One SQ officer -- Cpl. Marcel Lemay -- was shot and killed as a consequence. His death was never solved. It was the beginning of an armed standoff that almost lasted three months. 

“Really after day one or two, everybody thought that this was going away,” said Kenneth McComber, a Kahnawake Mohawk. “After day three we started saying ‘this is not going away.’” 

The crisis intensified when the Mohawks of Kahnawake decided to block the Mercier Bridge, which suddenly affected South Shore commuters. In mid-August, then-Quebec premier Robert Bourassa requested the Canadian Forces take over from the SQ. 

A young Kanesatake Mohawk named Tracy Cross was serving with the army in Germany at the time. Shortly afterward, he said he came under unusual scrutiny. 

“At one point my phone was tapped,” he said. “I probably had every investigative unit investigate me.” 

At that time Cross’s brother Ronald was barricaded inside the Pines. Taking the nickname “Lasagna,” Ronald Cross became a talismanic figure of the standoff and the militant hard line of the Mohawk warrior movement, appearing on the cover of magazines from Maclean’s to Soldier of Fortune. Tracy Cross ended up becoming a Kanesatake Police Chief. 

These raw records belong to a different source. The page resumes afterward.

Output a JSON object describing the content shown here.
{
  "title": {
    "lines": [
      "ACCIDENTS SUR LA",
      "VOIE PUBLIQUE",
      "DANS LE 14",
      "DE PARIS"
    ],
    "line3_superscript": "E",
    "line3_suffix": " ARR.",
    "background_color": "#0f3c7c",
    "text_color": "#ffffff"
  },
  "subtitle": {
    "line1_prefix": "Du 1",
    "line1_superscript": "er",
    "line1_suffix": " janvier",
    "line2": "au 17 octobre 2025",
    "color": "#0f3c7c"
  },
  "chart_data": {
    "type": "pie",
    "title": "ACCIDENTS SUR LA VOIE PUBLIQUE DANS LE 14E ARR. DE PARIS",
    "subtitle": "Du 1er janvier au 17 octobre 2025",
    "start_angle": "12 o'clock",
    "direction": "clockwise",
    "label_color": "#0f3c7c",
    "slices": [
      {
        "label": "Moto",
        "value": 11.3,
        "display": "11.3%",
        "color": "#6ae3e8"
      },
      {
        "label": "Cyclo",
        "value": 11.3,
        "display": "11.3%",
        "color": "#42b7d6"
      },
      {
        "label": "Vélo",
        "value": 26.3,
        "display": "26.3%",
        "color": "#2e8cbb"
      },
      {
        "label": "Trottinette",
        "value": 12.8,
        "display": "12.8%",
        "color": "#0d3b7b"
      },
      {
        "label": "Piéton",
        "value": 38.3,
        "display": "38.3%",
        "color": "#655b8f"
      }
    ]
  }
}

As the standoff continued, “I was very angry. At that point I wish I was here. On the other side of the fence. I mean it's your people right?” he said. 

SCARS REMAIN

The crisis revealed to many that Canada and Quebec still had a long road to reconciliation with its Indigenous population. 

“Something went wrong early in the process, so when you got to that morning of July 11, things had gone too far out of control with the tragic consequences we know,” said Geoff Kelley, a former Quebec Indigenous affairs minister.

“And I’d say it left scars that many of which haven’t healed down to today.”

The crisis had the end result of galvanizing many Indigenous communities to exercise their rights, Horne said.

“It woke up a lot of people,” he said. “All across the country. All the Natives they started to realize they had to fight more for their rights. And I’m glad it happened.”